Mahmoud Abbas at Yasser Arafat's grave
Mahmoud Abbas at Yasser Arafat's graveIssam Rimawi/POOL/Flash 90

The Palestinian Authority (PA) is looking to sue Israel for "war crimes" at the International Criminal Court (ICC), and even while it is not clear the ICC will recognize the PA as a bona fide state, there are numerous other caveats though that could hold back whatever advantage the PA thinks it might have.

Eugene Kontorovich, lecturer in international law at Northwestern University, tells Arutz Sheva that the PA must meet the binding legal definition of a state, and he argues the ICC is ignoring basic fundamentals of international law in order to advance the PA's application for membership.

For one, the ICC is trying to usurp the rules by incorporating UN General Assembly (GA) resolutions into its decision-making on Ramallah’s application. The GA is not authorized to recognize states by the United Nations’ charter, and yet the ICC’s chief prosecutor is taking GA decisions about “Palestine’s” observational status as grounds to treat it as a state member to the court.

As Kontorovich put it in a recent Washington Post article on the subject, the ICC prosecutor “substituted the determination of the General Assembly for her own. The GA is not a judicial body, but a political one. Its determinations are political, not legal.”

Asked to explain further in an interview with Arutz Sheva, Kontorovich expanded his argument.

“There are certain things that have legal definitions. There is a legal concept of what a state is; not what the General Assembly says a state is. If the General Assembly passed a resolution calling it a state, that wouldn't make it true. It’s a separate legal definition. If the GA passed a resolution against an innocent man stating that he is a murderer, that still does not actually make him a murderer.”

The United Nations – a general framework of institutions who administer international law for that matter – do not have a clear equivalent to a parliament that might pass laws at will, which courts would then incorporate into their jurisprudence, he says. International law is defined by conventions, both literal conventions of country’s representatives to discuss amendments and treaties on the one hand, and the “convention” or agreements produced in those meetings on the other.

Working with established laws in those international conventions and whatever case-law precedent that might exist, the ICC prosecutor is responsible from there to prove “Palestine” indeed fits the bill.

“The prosecutor has to establish a legal definition on her own,” says Kontorovich. “It’s a known fact that the General Assembly cannot establish legal precedent. Even a resolution in the United Nations Security Council does not serve in that way.”

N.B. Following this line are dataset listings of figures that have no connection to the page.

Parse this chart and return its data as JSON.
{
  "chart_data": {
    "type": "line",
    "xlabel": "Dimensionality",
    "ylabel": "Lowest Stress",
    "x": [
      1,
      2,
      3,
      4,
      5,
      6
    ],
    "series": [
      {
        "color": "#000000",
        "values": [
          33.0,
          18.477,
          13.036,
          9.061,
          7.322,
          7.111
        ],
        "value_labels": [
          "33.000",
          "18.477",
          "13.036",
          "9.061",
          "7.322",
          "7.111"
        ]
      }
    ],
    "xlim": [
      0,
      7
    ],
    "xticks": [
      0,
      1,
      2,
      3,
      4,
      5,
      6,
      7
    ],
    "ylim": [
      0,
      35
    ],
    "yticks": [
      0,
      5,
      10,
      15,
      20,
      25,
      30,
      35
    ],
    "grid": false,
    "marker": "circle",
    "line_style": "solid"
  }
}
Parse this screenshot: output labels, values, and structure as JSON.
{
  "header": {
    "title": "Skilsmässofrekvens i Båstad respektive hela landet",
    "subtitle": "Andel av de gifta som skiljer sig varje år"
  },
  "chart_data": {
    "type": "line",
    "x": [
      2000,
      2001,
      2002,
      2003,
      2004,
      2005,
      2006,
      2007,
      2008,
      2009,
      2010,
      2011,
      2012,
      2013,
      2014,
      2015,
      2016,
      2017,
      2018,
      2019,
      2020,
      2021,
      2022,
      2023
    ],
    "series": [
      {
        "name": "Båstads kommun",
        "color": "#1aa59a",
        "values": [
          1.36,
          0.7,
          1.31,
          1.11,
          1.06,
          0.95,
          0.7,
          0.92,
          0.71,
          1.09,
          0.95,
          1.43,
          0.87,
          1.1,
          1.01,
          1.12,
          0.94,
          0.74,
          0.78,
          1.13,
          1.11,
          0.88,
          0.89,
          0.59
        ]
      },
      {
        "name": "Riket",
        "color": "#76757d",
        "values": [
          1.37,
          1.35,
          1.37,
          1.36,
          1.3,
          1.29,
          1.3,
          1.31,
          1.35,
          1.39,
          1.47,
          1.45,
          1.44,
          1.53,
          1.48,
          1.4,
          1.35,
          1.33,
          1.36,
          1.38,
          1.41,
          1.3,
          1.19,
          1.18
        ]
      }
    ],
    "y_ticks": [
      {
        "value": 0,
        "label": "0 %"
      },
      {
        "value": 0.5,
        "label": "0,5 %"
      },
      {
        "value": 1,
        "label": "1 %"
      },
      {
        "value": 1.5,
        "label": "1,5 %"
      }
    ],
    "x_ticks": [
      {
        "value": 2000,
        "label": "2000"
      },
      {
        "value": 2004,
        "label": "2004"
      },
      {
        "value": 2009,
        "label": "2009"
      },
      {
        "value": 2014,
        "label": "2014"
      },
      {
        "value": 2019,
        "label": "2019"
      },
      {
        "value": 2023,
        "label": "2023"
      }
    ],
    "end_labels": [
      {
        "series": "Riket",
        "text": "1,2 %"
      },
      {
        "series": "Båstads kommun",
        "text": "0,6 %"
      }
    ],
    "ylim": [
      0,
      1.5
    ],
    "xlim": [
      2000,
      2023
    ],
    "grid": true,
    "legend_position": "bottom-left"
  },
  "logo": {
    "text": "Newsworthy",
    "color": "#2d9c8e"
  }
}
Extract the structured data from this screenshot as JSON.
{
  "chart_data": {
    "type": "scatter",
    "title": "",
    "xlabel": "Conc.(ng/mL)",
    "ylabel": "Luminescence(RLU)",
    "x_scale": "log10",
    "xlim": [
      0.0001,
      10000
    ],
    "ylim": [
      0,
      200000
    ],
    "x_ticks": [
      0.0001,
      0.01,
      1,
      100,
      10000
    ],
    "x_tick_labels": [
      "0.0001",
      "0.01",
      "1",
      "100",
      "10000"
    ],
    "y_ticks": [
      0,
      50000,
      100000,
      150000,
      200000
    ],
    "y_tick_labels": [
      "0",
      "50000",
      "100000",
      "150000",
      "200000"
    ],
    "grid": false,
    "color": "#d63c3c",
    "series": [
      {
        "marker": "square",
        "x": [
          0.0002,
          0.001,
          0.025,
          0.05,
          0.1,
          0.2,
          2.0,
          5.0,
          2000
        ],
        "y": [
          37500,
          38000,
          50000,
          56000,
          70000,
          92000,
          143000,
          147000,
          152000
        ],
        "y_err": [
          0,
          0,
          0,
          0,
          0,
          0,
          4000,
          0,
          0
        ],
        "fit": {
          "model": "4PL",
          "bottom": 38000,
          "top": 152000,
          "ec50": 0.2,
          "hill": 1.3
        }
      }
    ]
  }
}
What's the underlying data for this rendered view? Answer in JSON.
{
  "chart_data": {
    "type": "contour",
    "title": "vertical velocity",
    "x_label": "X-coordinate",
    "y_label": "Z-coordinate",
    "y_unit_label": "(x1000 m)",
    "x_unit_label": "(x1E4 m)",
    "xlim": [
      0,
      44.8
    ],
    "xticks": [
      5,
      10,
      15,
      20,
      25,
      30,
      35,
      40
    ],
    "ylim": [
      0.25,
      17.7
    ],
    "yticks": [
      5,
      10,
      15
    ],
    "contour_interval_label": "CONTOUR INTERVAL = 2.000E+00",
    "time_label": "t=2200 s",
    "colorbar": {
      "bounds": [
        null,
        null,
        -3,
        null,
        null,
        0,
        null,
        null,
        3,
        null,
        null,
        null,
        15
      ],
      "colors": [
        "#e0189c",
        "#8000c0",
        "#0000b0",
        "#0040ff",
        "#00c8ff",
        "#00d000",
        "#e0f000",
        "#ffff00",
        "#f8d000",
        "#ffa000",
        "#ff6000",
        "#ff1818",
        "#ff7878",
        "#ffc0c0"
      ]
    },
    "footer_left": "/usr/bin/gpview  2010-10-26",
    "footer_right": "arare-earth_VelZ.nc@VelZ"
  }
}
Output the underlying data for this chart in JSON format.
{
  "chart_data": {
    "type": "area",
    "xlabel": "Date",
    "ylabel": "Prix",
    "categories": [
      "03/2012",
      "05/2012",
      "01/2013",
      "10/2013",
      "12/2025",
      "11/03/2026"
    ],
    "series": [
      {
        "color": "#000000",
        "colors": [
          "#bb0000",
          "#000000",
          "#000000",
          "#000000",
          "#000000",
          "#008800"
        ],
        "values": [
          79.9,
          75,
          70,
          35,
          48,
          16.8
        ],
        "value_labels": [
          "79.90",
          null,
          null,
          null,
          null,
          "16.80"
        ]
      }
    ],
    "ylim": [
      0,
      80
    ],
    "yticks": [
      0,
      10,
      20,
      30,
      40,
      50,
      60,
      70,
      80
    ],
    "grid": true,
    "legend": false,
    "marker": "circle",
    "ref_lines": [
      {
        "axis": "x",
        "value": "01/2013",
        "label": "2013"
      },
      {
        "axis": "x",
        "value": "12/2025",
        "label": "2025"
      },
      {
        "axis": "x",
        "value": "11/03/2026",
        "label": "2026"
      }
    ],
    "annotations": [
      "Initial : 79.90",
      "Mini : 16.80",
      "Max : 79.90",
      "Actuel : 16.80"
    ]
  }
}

These operational, legal definitions apply to other issues – not just what is and is not a sovereign state. Israel has also run into issues over what constitutes an “occupation,” hearing arguments that even the withdrawal from Gaza is not sufficient to say Israel has ended its "occupation" of the area.

It is possible that at some point in the future that those GA “resolutions could lead to eventual change of definitions of things like occupation” or statehood, but they can only serve as inspiration for more formal changes to international treaties like the Geneva Convention that actually illustrate those definitions.

Other issues could create a diplomatic fury if the ICC were to judge the situation by the reality on the ground.

It is plausible that in the event the ICC defined the PA in Judea and Samaria as a state, that would not necessarily mean it has the right to file complaints on behalf of Gaza, because Mahmoud Abbas does not have "effective control" of Gaza - Hamas does.

Arutz Sheva asked Kontorovich if the two regimes could have to be recognized separately given their circumstances.

“There is something I call 'The Morsi Precedent.' When Sisi toppled Morsi, Morsi requested the ICC assert jurisdiction over his country to intervene. The court refused on the grounds that at the time of his appeal, he wasn’t President anymore.”

As Kontorovich delineated in an article for the law blog Opinio Juris last year on the Morsi decision, the Office of the Prosecutor weighed “whether Morsi had 'effective control' of Egypt at the time of the application. Finding that he did not, it concluded he could not accept jurisdiction on behalf of the country.” The ICC decision can be read here.

“He might have had technical authority but not the actual authority,” Kontorovich went on to explain. “It all seems very similar but this does not seem to be slowing the prosecutor down at all.”

The Officer of the Prosecutor seems bent on asserting ICC jurisdiction, he said. The reasons could be an existential issue for the court. 

“Palestine” is a major international issue. As the court tries to justify its existence following several failed prosecutions, ignored subpoenas and accusations that it is too Africa-focused, the ICC might try to enhance its prestige by going after a vulnerable, Western-aligned state.

“Delivering (Binyamin) Netanyahu’s head on a silver platter would be a permanent precedent to talk about," Kontorovich explained.